# Implementation Details for Diffusion-KTO

This codebase trains and evaluates Stable Diffusion v1-5 (CreativeML Open RAIL-M license) using the Diffusion-KTO objective.

The assets used in this work (SD v1-5, datasets, preference models) are publicly available and are used according to their respective licenses. This code is released privately for the purposes of our submission, and will eventually be made public under the Apache 2.0 License (LICENSE). 

## Training Details

### Training Data

This data uses a processed version of Pick-a-Pic v2 (MIT license) dataset, where the paired preferences in the Pick-a-Pic dataset are converted into per-image binary feedback.

### Training Procedure

#### Preprocessing

We convert paired preferences (winning image, losing image, prompt) from Pick-a-Pic v2 into per-sample binary preference. If an image has always been labelled as losing, then we consider it an undesirable image. Otherwise (it has won atleast one comparision), we consider it as desirable. 

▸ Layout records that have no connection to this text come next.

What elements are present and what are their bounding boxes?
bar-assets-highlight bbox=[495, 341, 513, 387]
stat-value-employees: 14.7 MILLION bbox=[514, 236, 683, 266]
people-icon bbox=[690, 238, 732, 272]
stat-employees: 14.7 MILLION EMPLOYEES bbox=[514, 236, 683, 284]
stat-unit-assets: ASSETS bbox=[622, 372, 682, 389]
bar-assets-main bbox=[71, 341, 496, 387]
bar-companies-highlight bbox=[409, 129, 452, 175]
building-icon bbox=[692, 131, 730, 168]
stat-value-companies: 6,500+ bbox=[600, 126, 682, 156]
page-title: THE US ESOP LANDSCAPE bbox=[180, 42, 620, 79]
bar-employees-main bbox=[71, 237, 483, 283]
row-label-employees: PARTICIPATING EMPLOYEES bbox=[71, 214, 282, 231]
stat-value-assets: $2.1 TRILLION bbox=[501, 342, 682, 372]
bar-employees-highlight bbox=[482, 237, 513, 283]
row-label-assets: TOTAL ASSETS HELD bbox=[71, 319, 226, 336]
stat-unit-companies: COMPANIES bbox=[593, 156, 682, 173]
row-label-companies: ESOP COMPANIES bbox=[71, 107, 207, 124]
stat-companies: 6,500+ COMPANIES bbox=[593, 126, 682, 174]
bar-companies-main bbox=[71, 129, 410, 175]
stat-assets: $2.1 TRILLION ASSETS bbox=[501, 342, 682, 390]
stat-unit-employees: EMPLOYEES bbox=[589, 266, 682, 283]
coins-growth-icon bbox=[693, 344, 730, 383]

#### Training Hyperparameters

We train with the following hyperparameters:

    - Learning Rate: 1e-7
    - Batch size: 8
    - Steps: 10,000

## Evaluation

We evaluate using HPS v2, ImageReward, CLIP, LAION Aesthetics, and PickScore models. We generate images from Pick-a-Pic v2 test set, HPS v2, and PartiPrompts and report win rate.

### Testing Data, Factors & Metrics

#### Testing Data

We test using prompts from Pick-a-Pic v2 test set, HPS v2, PartiPrompts. 

#### Metrics

We report win-rate by comparing generations from Diffusion-KTO and another method using one of the preference models listed above.

## Technical Specifications

### Model Architecture and Objective

We use the SD v1-5 architecture (U-Net, VAE, CLIP text encoder) and only fine-tune the U-Net with our objective. 

### Compute

We train with 4 NVIDIA A6000 GPUs for less than 1 day.